(or how to move onto a sailboat) With the advent of our 50th birthdays came the usual sorts of life evaluations that one goes through. At what have I succeeded? What contributions have I made? What do I have left that I want to do before I die? Living on the water was high on both our lists. For any who share the dream, and for our family members who might not understand, this is our story. We don't know where it will take us, but welcome along for the ride!
Saturday, October 25, 2008
The Sailor
Posted by
Deb
Tim said once at the beginning of our venture into sailboat-owning that he couldn't call himself a sailor.....not yet. A sailor to him was someone who had earned the right, who had actually sailed, who had gained the experience of days on the water in all conditions, whose boat had at some point made the transformation from awkward acquaintance to mistress.

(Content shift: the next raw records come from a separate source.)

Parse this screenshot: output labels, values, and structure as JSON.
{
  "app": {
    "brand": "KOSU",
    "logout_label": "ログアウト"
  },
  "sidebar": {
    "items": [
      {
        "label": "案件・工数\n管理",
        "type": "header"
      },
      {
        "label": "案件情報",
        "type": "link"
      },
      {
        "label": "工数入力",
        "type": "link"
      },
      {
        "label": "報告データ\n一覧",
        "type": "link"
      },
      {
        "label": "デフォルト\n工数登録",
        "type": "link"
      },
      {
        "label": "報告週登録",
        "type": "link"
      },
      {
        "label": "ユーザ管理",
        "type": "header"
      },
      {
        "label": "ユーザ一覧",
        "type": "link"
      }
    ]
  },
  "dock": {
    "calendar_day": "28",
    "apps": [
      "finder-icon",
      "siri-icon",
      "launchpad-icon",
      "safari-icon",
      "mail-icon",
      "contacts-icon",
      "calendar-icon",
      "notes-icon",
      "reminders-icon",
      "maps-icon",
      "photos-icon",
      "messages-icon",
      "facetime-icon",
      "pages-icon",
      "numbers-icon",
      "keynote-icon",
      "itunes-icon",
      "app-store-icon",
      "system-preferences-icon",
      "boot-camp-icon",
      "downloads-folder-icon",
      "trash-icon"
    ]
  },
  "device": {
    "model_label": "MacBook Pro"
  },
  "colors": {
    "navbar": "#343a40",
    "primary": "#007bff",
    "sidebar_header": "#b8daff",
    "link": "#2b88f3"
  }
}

While we were on the lake today, in some of the best wind we've had all summer, it occurred to me that we were no longer beginners. We were feeling the subtle shifts of weight and balance, hearing the slightest failing of the sails long before they required serious attention, trimming the sheets ever so slightly to tweek the last little bit of performance, or sometimes simply to ease Nomad's struggle upwind. We were, at last, ahead of the curve instead of behind, engaged in the ages-long dance with the water in a truly remarkable vessel. It was one of those magical days where everything comes together, when you are at peace with yourself and the sun is shining, where life is good and you require nothing more than the moment. I guess at last Tim can call himself a sailor.